Since January 2018 when the GandCrab ransomware first appeared, the GrandCrab ransomware has undergone a rapid development process.
Information provided by McAfee’s Advanced Threat Research team suggests that GrandCrab is not developed professionally and often contains bugs. It exploits a number of attack vectors to gain a foothold on victim systems including remote desktop connections, phishing emails, legitimate applications which have been infected with malicious code and as a payload of various exploit kits.

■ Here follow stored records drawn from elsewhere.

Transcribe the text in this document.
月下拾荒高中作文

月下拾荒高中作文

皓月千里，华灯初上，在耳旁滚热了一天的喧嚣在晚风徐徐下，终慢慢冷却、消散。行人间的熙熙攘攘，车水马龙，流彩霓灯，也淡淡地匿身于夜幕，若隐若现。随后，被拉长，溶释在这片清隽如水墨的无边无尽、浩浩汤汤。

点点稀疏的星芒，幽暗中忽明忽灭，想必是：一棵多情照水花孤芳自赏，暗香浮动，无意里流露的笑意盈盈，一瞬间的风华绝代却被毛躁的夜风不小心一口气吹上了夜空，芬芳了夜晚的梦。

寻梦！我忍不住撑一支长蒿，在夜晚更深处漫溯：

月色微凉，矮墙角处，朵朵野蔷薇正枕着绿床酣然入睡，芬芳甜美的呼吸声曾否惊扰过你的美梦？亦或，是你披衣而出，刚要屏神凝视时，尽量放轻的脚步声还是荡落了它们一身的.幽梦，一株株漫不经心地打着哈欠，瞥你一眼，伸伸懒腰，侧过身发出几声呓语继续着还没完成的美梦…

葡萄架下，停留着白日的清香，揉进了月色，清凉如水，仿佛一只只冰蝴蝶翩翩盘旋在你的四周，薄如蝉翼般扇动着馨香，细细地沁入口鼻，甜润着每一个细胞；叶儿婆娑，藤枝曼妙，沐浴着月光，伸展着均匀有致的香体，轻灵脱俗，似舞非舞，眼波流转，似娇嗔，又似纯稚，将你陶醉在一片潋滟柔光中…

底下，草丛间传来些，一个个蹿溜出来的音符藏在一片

GandCrab uses several entry vectors:
- Remote desktop connections with weak security or bought in underground forums
- Phishing emails with links or attachments
- Trojanized legitimate programs containing the malware, or downloading and launching it
- Exploits kits such as RigEK and others
GandCrab uses the following MITRE ATT&CK techniques:
- File deletion
- System information discovery
- Execution through API
- Execution through WMIC
- Application process discovery: to detect antimalware and security products as well as normal programs
- Query registry: to get information about keys that the malware needs make or read
- Modify registry
- File and directory discovery: to search for files to encrypt
- Encrypt files
- Process discovery: enumerating all processes on the endpoint to kill some special ones
- Create files
- Elevation of privileges
McAfee has provided the results of its reverse engineering of versions 4.0 through 4.2 of GrandCrab.